Inversed PCR issues - DNA isolation, restriction, ligation and PCR with no success (Aug/19/2009 )

Hi there!

I am trying to run inversed PCR and i am unsuccessful so far. I have primers designed inside my region that i would like to amplify - both ways: going in as a positive control and going out to amplify flanking region.

I will briefly describe my experiment:

1) DNA isolation: using combined method of CTAB and DNeasy Kit. I am diluting in water to avoid EDTA inhibition. Checked on nanodrop, DNA yield is between 50 and 100 ng/ul.
- PCR with control primers is working

2) Digestion: with EcorI and MboI separately. 30 U for 18 hours with 1-3 ug of genomic DNA in total volume of 30ul, 37 C, in thermalcycler. I repeat this step for better digestion and than i leave it for 20 minutes in 65 C to disactivate enzymes.
- there is a smear on the gel
- control: i had 450bp amplicon with MboI site, I used 1ug of this and all was digested into 250 and 200 bp fragments.
- PCR with control primers is working

3) Ligation: with T4 ligase, 18h in 16 C in thermal cycler,
- I tried both: 20 ul volume (15 ul of DNA - 0,5 ug; 4 ul of buffer 5x; 1U of ligase) and 100 ul (15 ul of DNA; 20 ul of buffer; 3U of ligase; 65 ul H2O as advised in one paper)
- control:digested amplicon: approximately half of the DNA was ligated back (visible bends: 200bp, 250bp, 450bp, 400bp and 500bp)

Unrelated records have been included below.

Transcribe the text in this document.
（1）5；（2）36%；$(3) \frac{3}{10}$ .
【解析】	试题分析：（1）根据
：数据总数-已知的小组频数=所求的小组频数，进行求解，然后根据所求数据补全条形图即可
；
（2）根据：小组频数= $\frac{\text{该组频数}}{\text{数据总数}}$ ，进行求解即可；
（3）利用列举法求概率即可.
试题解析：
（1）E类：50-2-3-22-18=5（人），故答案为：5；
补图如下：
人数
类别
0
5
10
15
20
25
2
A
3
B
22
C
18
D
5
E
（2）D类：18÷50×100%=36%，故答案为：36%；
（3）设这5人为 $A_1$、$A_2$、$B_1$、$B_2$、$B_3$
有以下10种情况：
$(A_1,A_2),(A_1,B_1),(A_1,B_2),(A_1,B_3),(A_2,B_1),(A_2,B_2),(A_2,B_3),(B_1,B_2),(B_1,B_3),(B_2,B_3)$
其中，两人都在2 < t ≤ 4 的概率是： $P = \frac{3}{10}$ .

4) Purification: Ethanol precipitation.
-0,2 volumes of 5 M NaCl, 3 vol. of Ethanol 99%, kept in fridge for 2 hours
- centrifugation at 14000 for 30 min, remove supernatant
- rinced with 1 vol. 75% Ethanol
- centrifugation for 14000 for 10 min, remove supernatant
- diluting pelet in 20 ul of water for 1 h RT

- on nanodrop i get 150-1500 ng/ul of DNA

5) PCR: 30 cycles: 94 - 30s; 52 - 30s; 72 - 2 min, separatly with both primers
- no product
- control: no result in here neither.

So clearly I have PCR inhibition, but why is that?

If you have any ideas, please help me.

Bests,

It's likely to be too much DNA in both the ligation and pcr reactions. You want to circularize the DNA fragments after digestion, which is the only way to create molecules which will act as PCR templates. Circularization competes with ligation to random other cut ends. You want the local concentration of the other end of a cut fragment to be higher than the local concentration of other cohesive ends that can ligate. This can only occur in dilute solutions. The cut DNA you have is likely perfectly fine, although I don't think you need to cut it as long or twice, as you have done. An hour at 37 should be more than enough, followed by heat killing. I would not bother to purify the DNA after digestion -- it will just cause problems. Use about 5 ng of cut DNA in your ligation reaction, which can be in very low volume. Heat kill the ligase, and add 1 ul of the ligation reaction directly to a PCR reaction with your outwardly directed primers. Less is more. Run the PCR for 35 cycles or more.

It would be best to test your primers. If you can do a PCR reaction with each of these primers as half of a pair, that would be ideal, since you don't know if your primers are working well (or at all). What's the organism GC content -- you may be having PCR problems from the DNA sequence.

If you are using 5x ligation buffer, then you are probably doing a "quick ligation" kit ligation, which I would not recommend. Switch to normal ligase buffer for all cohesive end ligations.